585. Investments in 2016


Write a query to print the sum of all total investment values in 2016 (TIV_2016), to a scale of 2 decimal places, for all policy holders who meet the following criteria:

  1. Have the same TIV_2015 value as one or more other policyholders.
  2. Are not located in the same city as any other policyholder (i.e.: the (latitude, longitude) attribute pairs must be unique).

Input Format:
The insurance table is described as follows:

| Column Name | Type          |
|-------------|---------------|
| PID         | INTEGER(11)   |
| TIV_2015    | NUMERIC(15,2) |
| TIV_2016    | NUMERIC(15,2) |
| LAT         | NUMERIC(5,2)  |
| LON         | NUMERIC(5,2)  |

where PID is the policyholder's policy ID, TIV_2015 is the total investment value in 2015, TIV_2016 is the total investment value in 2016, LAT is the latitude of the policy holder's city, and LON is the longitude of the policy holder's city.

Sample Input

| PID | TIV_2015 | TIV_2016 | LAT | LON |
|-----|----------|----------|-----|-----|
| 1   | 10       | 5        | 10  | 10  |
| 2   | 20       | 20       | 20  | 20  |
| 3   | 10       | 30       | 20  | 20  |
| 4   | 10       | 40       | 40  | 40  |

Sample Output

| TIV_2016 |
|----------|
| 45.00    |

Explanation

The first record in the table, like the last record, meets both of the two criteria.
The TIV_2015 value '10' is as the same as the third and forth record, and its location unique.

The second record does not meet any of the two criteria. Its TIV_2015 is not like any other policyholders.

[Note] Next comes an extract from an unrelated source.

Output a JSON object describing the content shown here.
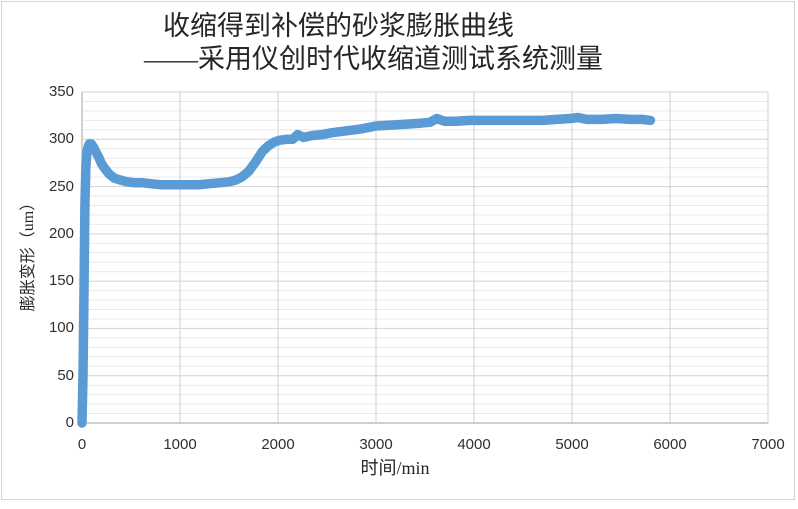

And its location is the same with the third record, which makes the third record fail, too.

So, the result is the sum of TIV_2016 of the first and last record, which is 45.

Solution


Approach: Using GROUP BY and COUNT [Accepted]

Intuition

To decide whether a value in a column is unique or not, we can use GROUP BY and COUNT.

Algorithm

Check whether the value of a record's TIV_2015 is unique, if it is not unique, and at the same time, its location (LAT, LON) pair is unique, then this record meeting the criteria. So it should be counted in the sum.

MySQL

SELECT
    SUM(insurance.TIV_2016) AS TIV_2016
FROM
    insurance
WHERE
    insurance.TIV_2015 IN
    (
      SELECT
        TIV_2015
      FROM
        insurance
      GROUP BY TIV_2015
      HAVING COUNT(*) > 1
    )
    AND CONCAT(LAT, LON) IN
    (
      SELECT
        CONCAT(LAT, LON)
      FROM
        insurance
      GROUP BY LAT , LON
      HAVING COUNT(*) = 1
    )
;

Tips: Concat the LAT and LON as a whole to represent the location information.

Note: These two criteria should be met without an order, so if you attempt to filter data using criteria #1 first and then criteria #2, you will get a wrong result.

Taking the sample input as an example, the data set will be as following after taking the first criteria.

PID TIV_2015 TIV_2016 LAT LON
1 10 5 10 10
3 10 30 20 20
4 10 40 40 40

Then, the second criteria cannot filter any records on this data set. So the result is 75(5+30+40), which is obviously wrong since the location of record with PID '3' is actually the same with the record having been filtered by the first criteria.

PID TIV_2015 TIV_2016 LAT LON
2 20 20 20 20
3 10 30 20 20